On 6/5/21 9:56 AM, Achilleas Mantzios wrote:
Στις 5/6/21 6:34 μ.μ., ο/η Adrian Klaver έγραψε:
On 6/5/21 2:49 AM, Achilleas Mantzios wrote:
Hello
I am imagining a system that can parse papers from various sources
(web/files/etc) and in various formats (text, pdf, etc) and can store
metadata for this paper ,some kind of global ID if applicable,
authors, areas of research, whether the paper is "new",
"highlighted", "historical", type (e.g. Case reports, Clinical
trials), symptoms (e.g. tics, GI pain, psychological changes,
anxiety, ), and other key attributes (I guess dynamic), it must be
full text searchable, etc.
I am at the very beginning in this and it is done on a fully
volunteer basis.
Lots of questions : is there any scientific/scholar analysis software
already available? If yes and is really good and open source , then
this will influence the rest of decisions. Otherwise , I'll have to
form a team that can write one, in this case I'll have to decide DB,
language, etc.
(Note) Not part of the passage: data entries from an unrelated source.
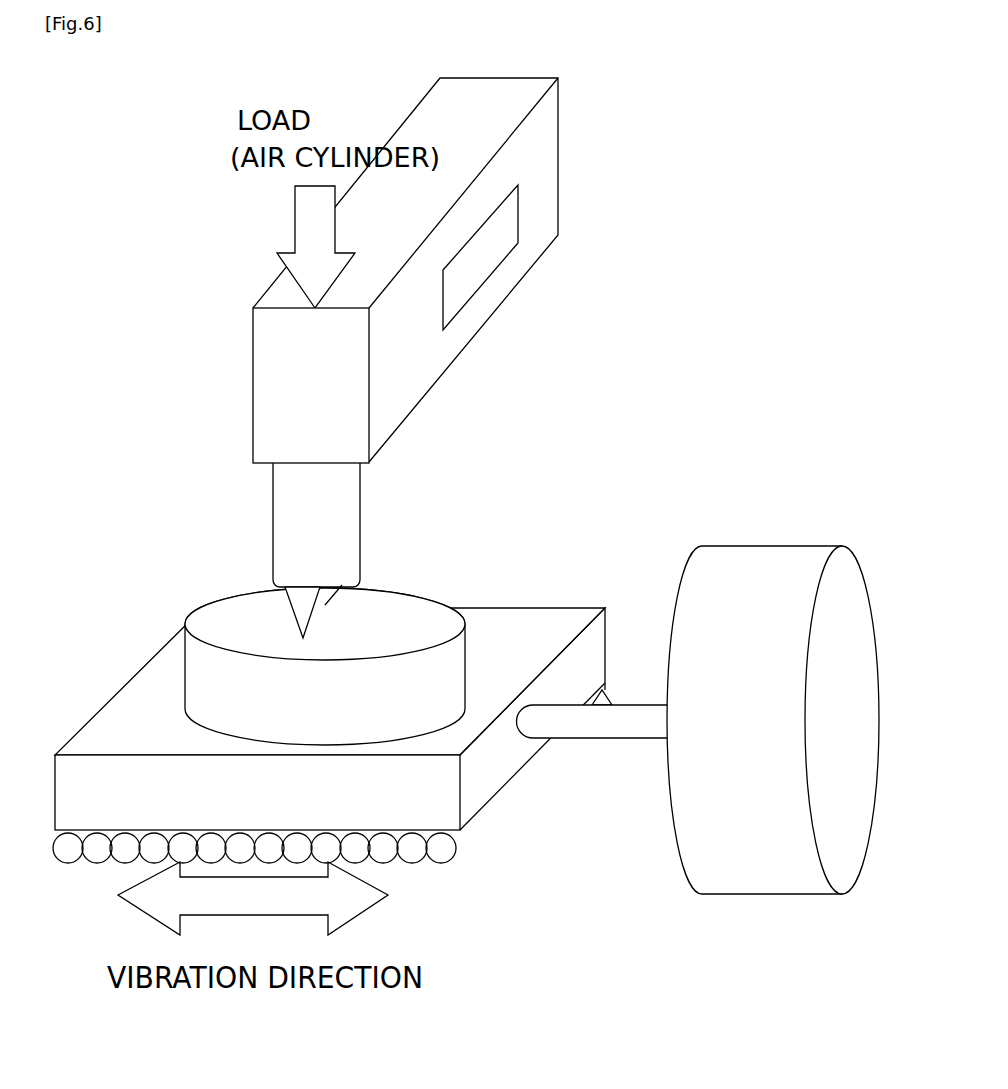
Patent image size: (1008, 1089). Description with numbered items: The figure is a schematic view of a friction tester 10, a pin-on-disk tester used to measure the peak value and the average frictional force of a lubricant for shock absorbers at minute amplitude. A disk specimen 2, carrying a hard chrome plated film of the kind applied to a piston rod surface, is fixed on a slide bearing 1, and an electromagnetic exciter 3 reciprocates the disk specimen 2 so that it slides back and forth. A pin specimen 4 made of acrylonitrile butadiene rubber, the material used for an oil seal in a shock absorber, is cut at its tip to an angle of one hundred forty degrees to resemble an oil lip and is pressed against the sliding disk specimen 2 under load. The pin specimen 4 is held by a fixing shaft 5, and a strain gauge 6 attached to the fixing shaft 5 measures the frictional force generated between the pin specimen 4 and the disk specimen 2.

The slide bearing 1 is at (110, 713).
The disk specimen 2 is at (213, 600).
The electromagnetic exciter 3 is at (755, 572).
The pin specimen 4 is at (442, 562).
The fixing shaft 5 is at (275, 378).
The strain gauge 6 is at (468, 272).
The friction tester 10 is at (772, 243).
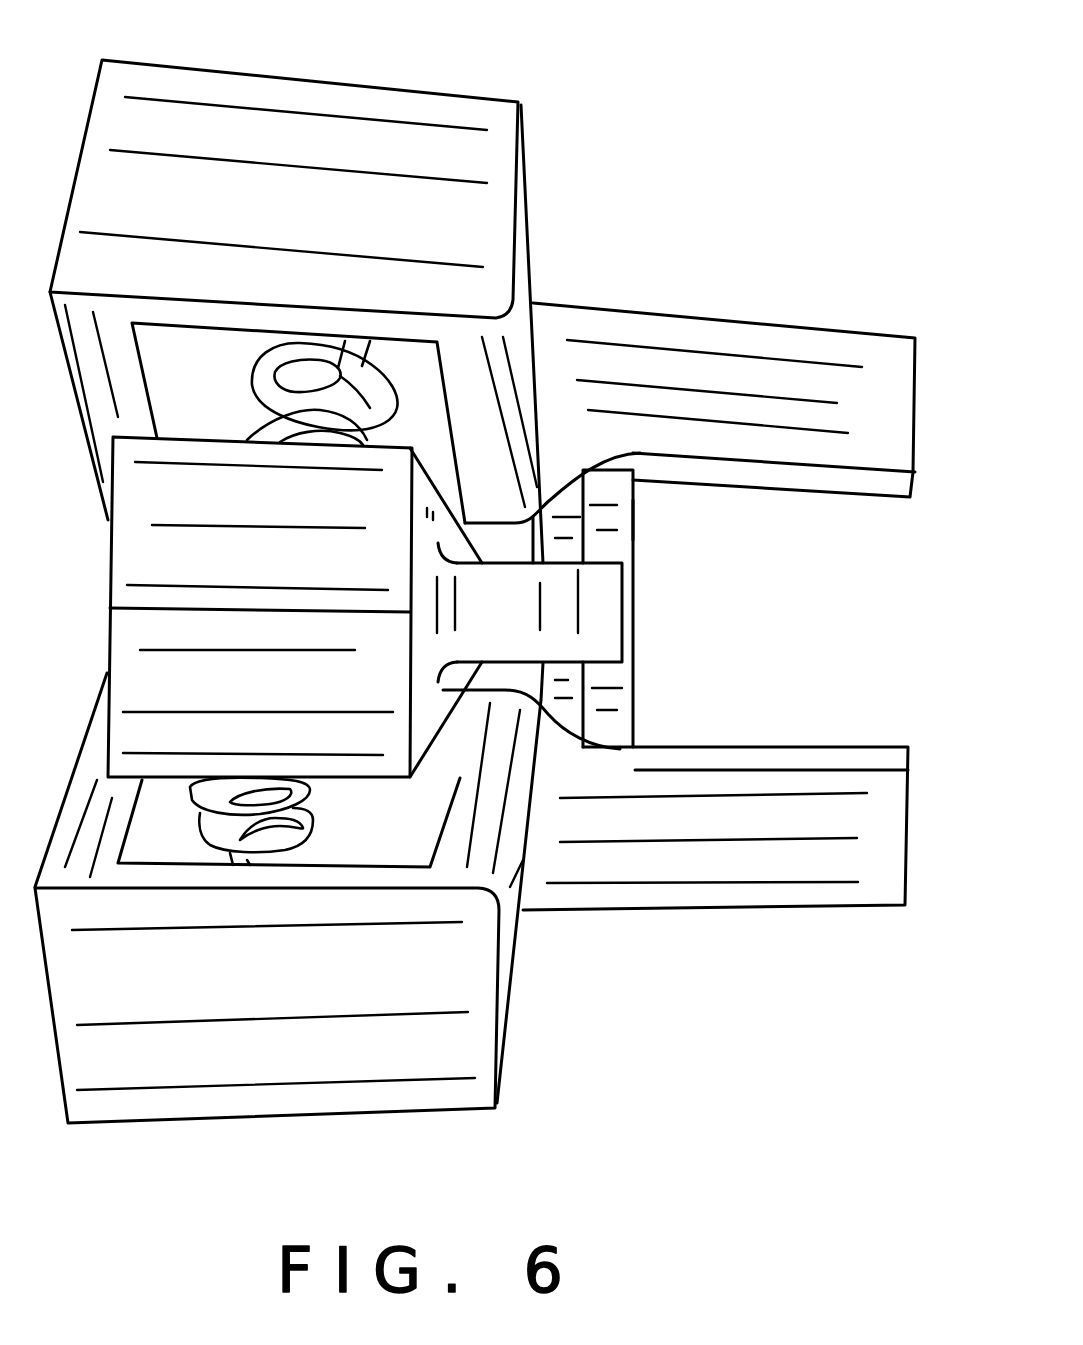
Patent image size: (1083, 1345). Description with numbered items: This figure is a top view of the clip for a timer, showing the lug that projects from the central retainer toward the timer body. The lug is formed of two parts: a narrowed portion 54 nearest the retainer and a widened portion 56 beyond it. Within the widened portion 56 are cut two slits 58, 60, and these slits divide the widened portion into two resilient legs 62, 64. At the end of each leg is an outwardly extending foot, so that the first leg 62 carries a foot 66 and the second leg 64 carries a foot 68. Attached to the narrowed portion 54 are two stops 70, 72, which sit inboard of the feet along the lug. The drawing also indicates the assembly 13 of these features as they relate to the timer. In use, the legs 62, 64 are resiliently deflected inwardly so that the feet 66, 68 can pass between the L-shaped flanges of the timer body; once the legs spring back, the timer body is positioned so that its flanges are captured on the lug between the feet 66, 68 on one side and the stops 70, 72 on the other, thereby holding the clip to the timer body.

I work 20 years with pgsql so it is the natural choice
for any kind of data, I just ask this for the sake of completeness.
All ideas welcome.
A quick search found this:
https://solutionsreview.com/data-management/the-best-open-source-data-catalog-tools-to-consider/
Might be a good starting point on what is already out there.
This is interesting, so the keywords are "Data Catalog" ?
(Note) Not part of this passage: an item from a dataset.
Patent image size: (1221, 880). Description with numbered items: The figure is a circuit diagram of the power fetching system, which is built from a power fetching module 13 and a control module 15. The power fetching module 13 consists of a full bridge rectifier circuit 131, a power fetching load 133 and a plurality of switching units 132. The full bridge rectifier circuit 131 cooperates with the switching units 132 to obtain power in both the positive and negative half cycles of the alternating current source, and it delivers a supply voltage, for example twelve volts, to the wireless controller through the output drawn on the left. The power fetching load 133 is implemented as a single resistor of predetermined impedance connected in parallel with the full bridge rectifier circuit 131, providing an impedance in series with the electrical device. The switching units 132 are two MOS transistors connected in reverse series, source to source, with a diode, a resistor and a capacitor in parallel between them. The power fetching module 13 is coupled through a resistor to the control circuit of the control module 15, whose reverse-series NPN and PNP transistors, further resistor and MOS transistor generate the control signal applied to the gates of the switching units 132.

What I searched on was 'open source article catalog'.
There is also this:
The Directory of Open Access Journals
https://doaj.org/
This seems very very poor. Just try a search there and then repeat in
PMC (PubMed Central).
This is down to copyright issues I'm sure. For PubMed Central see:
https://www.ncbi.nlm.nih.gov/pmc/about/copyright/
for the if/ands/buts that restrict what you can do with the information
and stay legal.
It seems to be a service, not downloadable software.